Salle de concert - Enfin!

Ce soir, quand s'élèveront les premières notes qui inaugureront la salle de concert tant promise, tant reportée depuis trois décennies, il n'y aura plus grand monde pour douter de sa pertinence, de son emplacement ou de sa faisabilité. C'est en soi, même à retardement, un succès à souligner.

Il vaut la peine de revenir non pas sur la première annonce officielle d'une salle de concert pour l'Orchestre symphonique de Montréal en 1983, mais sur la dernière, prononcée par le premier ministre Jean Charest en 2006. Salle il y aurait en 2011, et elle accueillerait 1900 spectateurs. Au fil des mois, M. Charest la classera même au rang des priorités de son gouvernement.

Pourtant, en cet été 2006, l'écho public est unanime de scepticisme devant cette nouvelle mouture du projet: l'annonce est considérée «follement optimiste», «que du vent pour l'instant», le délai de cinq ans est vu comme si long qu'il ne pourra qu'ouvrir la porte aux ratés... Le Devoir, lui, titre clairement: «Une salle hypothétique».

On comprendra que le premier ministre affiche ce soir une certaine satisfaction en participant à la soirée d'inauguration de cette salle qui n'a pas encore de nom. On peut chipoter sur le fait que seuls les lieux publics sont vraiment prêts, mais pas l'arrière-scène ni les bureaux, et que l'extérieur est encore à compléter. Le gouvernement a néanmoins tenu parole: un concert inaugural digne de ce nom peut avoir lieu.
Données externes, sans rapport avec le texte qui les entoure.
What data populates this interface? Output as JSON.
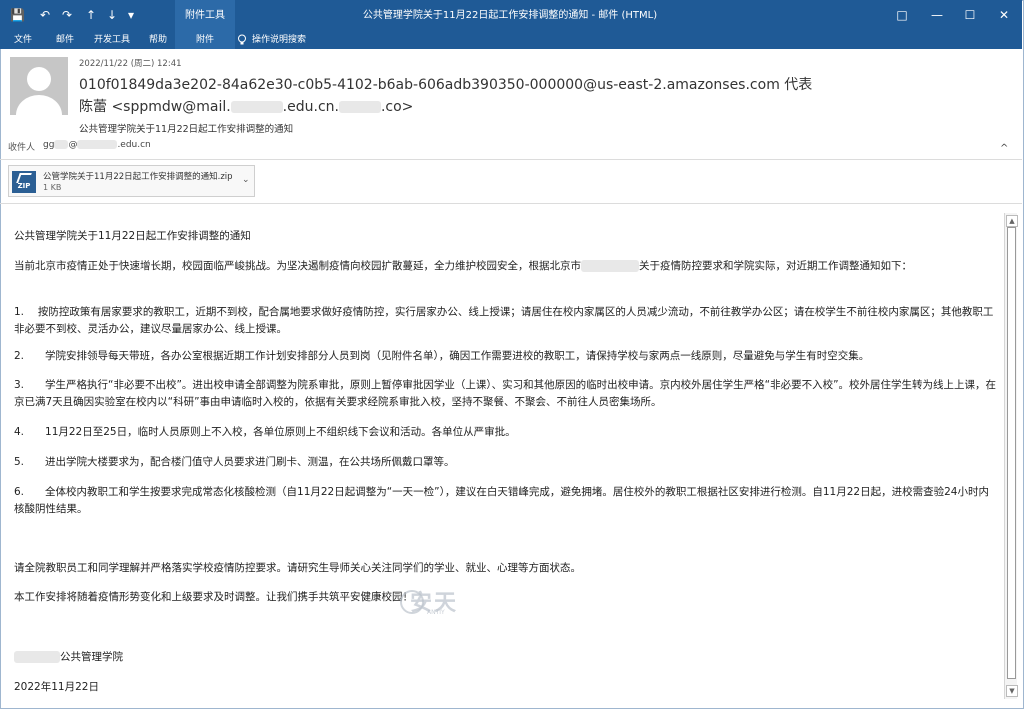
{
  "window": {
    "title": "公共管理学院关于11月22日起工作安排调整的通知 - 邮件 (HTML)",
    "context_tab": "附件工具",
    "buttons": {
      "ribbon_display": "□",
      "minimize": "—",
      "maximize": "☐",
      "close": "✕"
    }
  },
  "quick_access": [
    "💾",
    "↶",
    "↷",
    "↑",
    "↓",
    "▾"
  ],
  "ribbon": {
    "tabs": [
      "文件",
      "邮件",
      "开发工具",
      "帮助",
      "附件"
    ],
    "active_tab": "附件",
    "search_placeholder": "操作说明搜索"
  },
  "message": {
    "date": "2022/11/22 (周二) 12:41",
    "from_line1": "010f01849da3e202-84a62e30-c0b5-4102-b6ab-606adb390350-000000@us-east-2.amazonses.com 代表",
    "from_line2_prefix": "陈蕾 <sppmdw@mail.",
    "from_line2_mid": ".edu.cn.",
    "from_line2_end": ".co>",
    "subject": "公共管理学院关于11月22日起工作安排调整的通知",
    "to_label": "收件人",
    "to_value_prefix": "gg",
    "to_value_at": "@",
    "to_value_domain": ".edu.cn"
  },
  "attachment": {
    "name": "公管学院关于11月22日起工作安排调整的通知.zip",
    "size": "1 KB",
    "icon_text": "ZIP"
  },
  "body": {
    "title": "公共管理学院关于11月22日起工作安排调整的通知",
    "intro_a": "当前北京市疫情正处于快速增长期，校园面临严峻挑战。为坚决遏制疫情向校园扩散蔓延，全力维护校园安全，根据北京市",
    "intro_b": "关于疫情防控要求和学院实际，对近期工作调整通知如下：",
    "items": [
      "1.　 按防控政策有居家要求的教职工，近期不到校，配合属地要求做好疫情防控，实行居家办公、线上授课；请居住在校内家属区的人员减少流动，不前往教学办公区；请在校学生不前往校内家属区；其他教职工非必要不到校、灵活办公，建议尽量居家办公、线上授课。",
      "2.　　学院安排领导每天带班，各办公室根据近期工作计划安排部分人员到岗（见附件名单），确因工作需要进校的教职工，请保持学校与家两点一线原则，尽量避免与学生有时空交集。",
      "3.　　学生严格执行“非必要不出校”。进出校申请全部调整为院系审批，原则上暂停审批因学业（上课）、实习和其他原因的临时出校申请。京内校外居住学生严格“非必要不入校”。校外居住学生转为线上上课，在京已满7天且确因实验室在校内以“科研”事由申请临时入校的，依据有关要求经院系审批入校，坚持不聚餐、不聚会、不前往人员密集场所。",
      "4.　　11月22日至25日，临时人员原则上不入校，各单位原则上不组织线下会议和活动。各单位从严审批。",
      "5.　　进出学院大楼要求为，配合楼门值守人员要求进门刷卡、测温，在公共场所佩戴口罩等。",
      "6.　　全体校内教职工和学生按要求完成常态化核酸检测（自11月22日起调整为“一天一检”），建议在白天错峰完成，避免拥堵。居住校外的教职工根据社区安排进行检测。自11月22日起，进校需查验24小时内核酸阴性结果。"
    ],
    "closing1": "请全院教职员工和同学理解并严格落实学校疫情防控要求。请研究生导师关心关注同学们的学业、就业、心理等方面状态。",
    "closing2": "本工作安排将随着疫情形势变化和上级要求及时调整。让我们携手共筑平安健康校园！",
    "signature": "公共管理学院",
    "date": "2022年11月22日"
  },
  "watermark": {
    "text": "安天",
    "sub": "ANTIY"
  }
}
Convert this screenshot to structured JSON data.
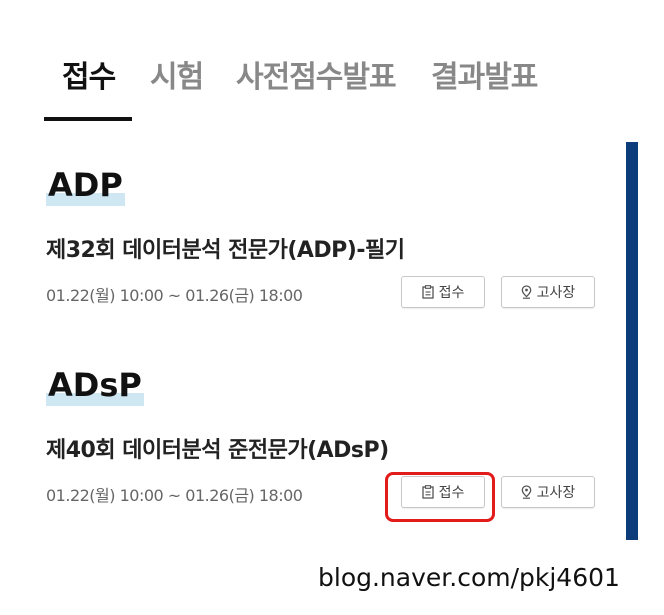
{
  "tabs": [
    {
      "label": "접수",
      "active": true
    },
    {
      "label": "시험",
      "active": false
    },
    {
      "label": "사전점수발표",
      "active": false
    },
    {
      "label": "결과발표",
      "active": false
    }
  ],
  "sections": [
    {
      "category": "ADP",
      "exam_name": "제32회 데이터분석 전문가(ADP)-필기",
      "period": "01.22(월) 10:00 ~ 01.26(금) 18:00",
      "apply_label": "접수",
      "venue_label": "고사장"
    },
    {
      "category": "ADsP",
      "exam_name": "제40회 데이터분석 준전문가(ADsP)",
      "period": "01.22(월) 10:00 ~ 01.26(금) 18:00",
      "apply_label": "접수",
      "venue_label": "고사장"
    }
  ],
  "watermark": "blog.naver.com/pkj4601",
  "colors": {
    "accent_bar": "#0d3c7a",
    "title_highlight": "#cfe6f3",
    "callout_box": "#e21b1b"
  },
  "icons": {
    "apply": "clipboard-icon",
    "venue": "map-pin-icon"
  }
}
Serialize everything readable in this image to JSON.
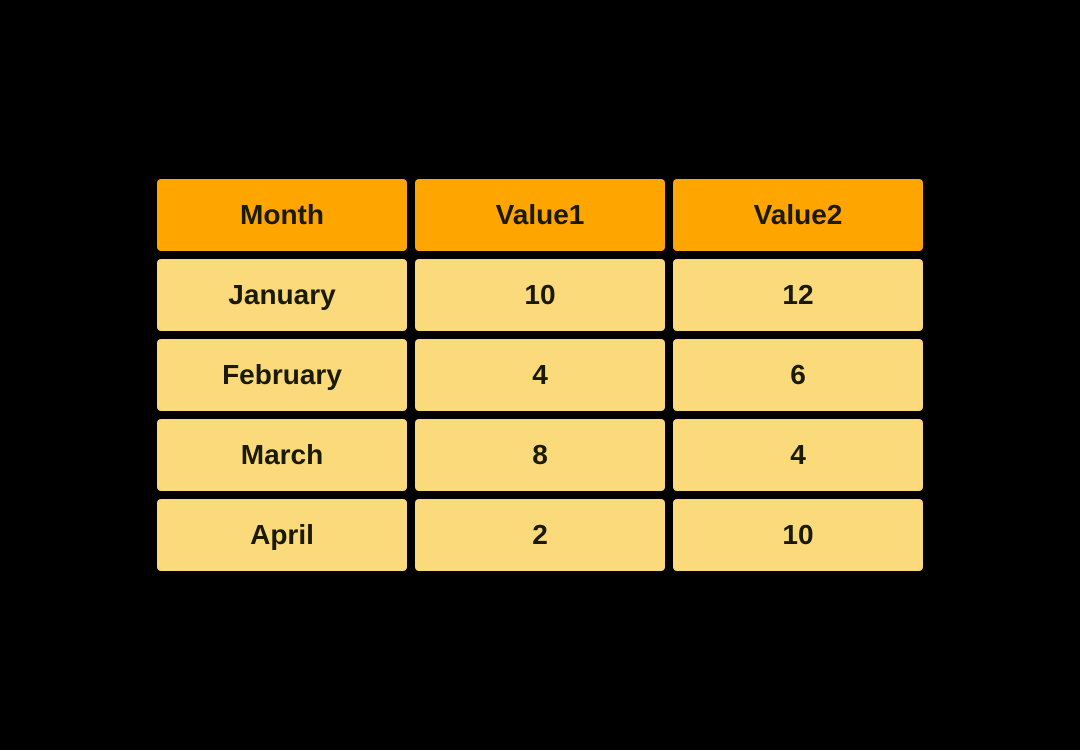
{
  "table": {
    "headers": [
      {
        "label": "Month"
      },
      {
        "label": "Value1"
      },
      {
        "label": "Value2"
      }
    ],
    "rows": [
      {
        "month": "January",
        "value1": "10",
        "value2": "12"
      },
      {
        "month": "February",
        "value1": "4",
        "value2": "6"
      },
      {
        "month": "March",
        "value1": "8",
        "value2": "4"
      },
      {
        "month": "April",
        "value1": "2",
        "value2": "10"
      }
    ]
  }
}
On peut soulever, à juste titre, que l'édifice ne marquera pas l'histoire urbanistique de Montréal. L'audace qui a pignon sur rue coûte cher, suscite la controverse, donc est fuie comme la peste en nos temps politiquement mous. Ce n'est pas l'Europe ici: pas question de rêver à une salle comme celle de l'Elbphilharmonie, au toit en forme de vagues, qui se construit présentement à Hambourg! Et les années 60, qui nous ont vus oser la Place Ville-Marie ou Habitat 67, font bel et bien partie du passé.

Mais le Québec s'est si souvent contenté de bâtiments médiocres ou qui détonnent qu'on peut au moins soupirer d'aise de se retrouver avec un édifice dont «l'architecture extérieure se veut contemporaine, mais à l'abri des tendances», comme l'a déjà expliqué au Devoir l'un des architectes du projet.

Et puis, la salle elle-même a déjà séduit ses quelques visiteurs et les musiciens, premiers concernés, par sa beauté et son acoustique, que l'on voulait exceptionnelle et qui serait à la hauteur des attentes. C'est pour cette raison que tant de gens, depuis si longtemps, ont poussé pour une nouvelle salle, c'est donc sur ce point qu'il faut d'abord juger de la réussite du projet. À cet égard, l'enthousiasme est palpable.

Mais l'autre facette qui permettrait de vraiment mesurer le succès de l'aventure, c'est le bilan du partenariat public-privé qui a permis la construction de cette Adresse symphonique, une première en matière culturelle au Québec. On nous dit que le budget de 260 millions a été respecté, mais nous n'en connaissons pas la répartition précise ni le montage financier qui y a présidé. C'est là secret du partenaire privé, que Québec — donc nous — s'engage à payer pendant trente ans. Comment saurons-nous si nous en avons eu pour notre argent? Une fois la fête passée, il ne faudra pas perdre de vue cette question financière.

Mais comme les musiciens de l'OSM l'ont compris en acceptant hier de conclure, après des mois de négociation, une entente collective d'une durée de quatre ans, il est bien vrai qu'aujourd'hui, c'est la trêve. Car le moment est d'importance dans la vie de toute ville, et de Montréal en particulier: l'ouverture d'une grande salle consacrée à de la grande musique est un événement à fêter.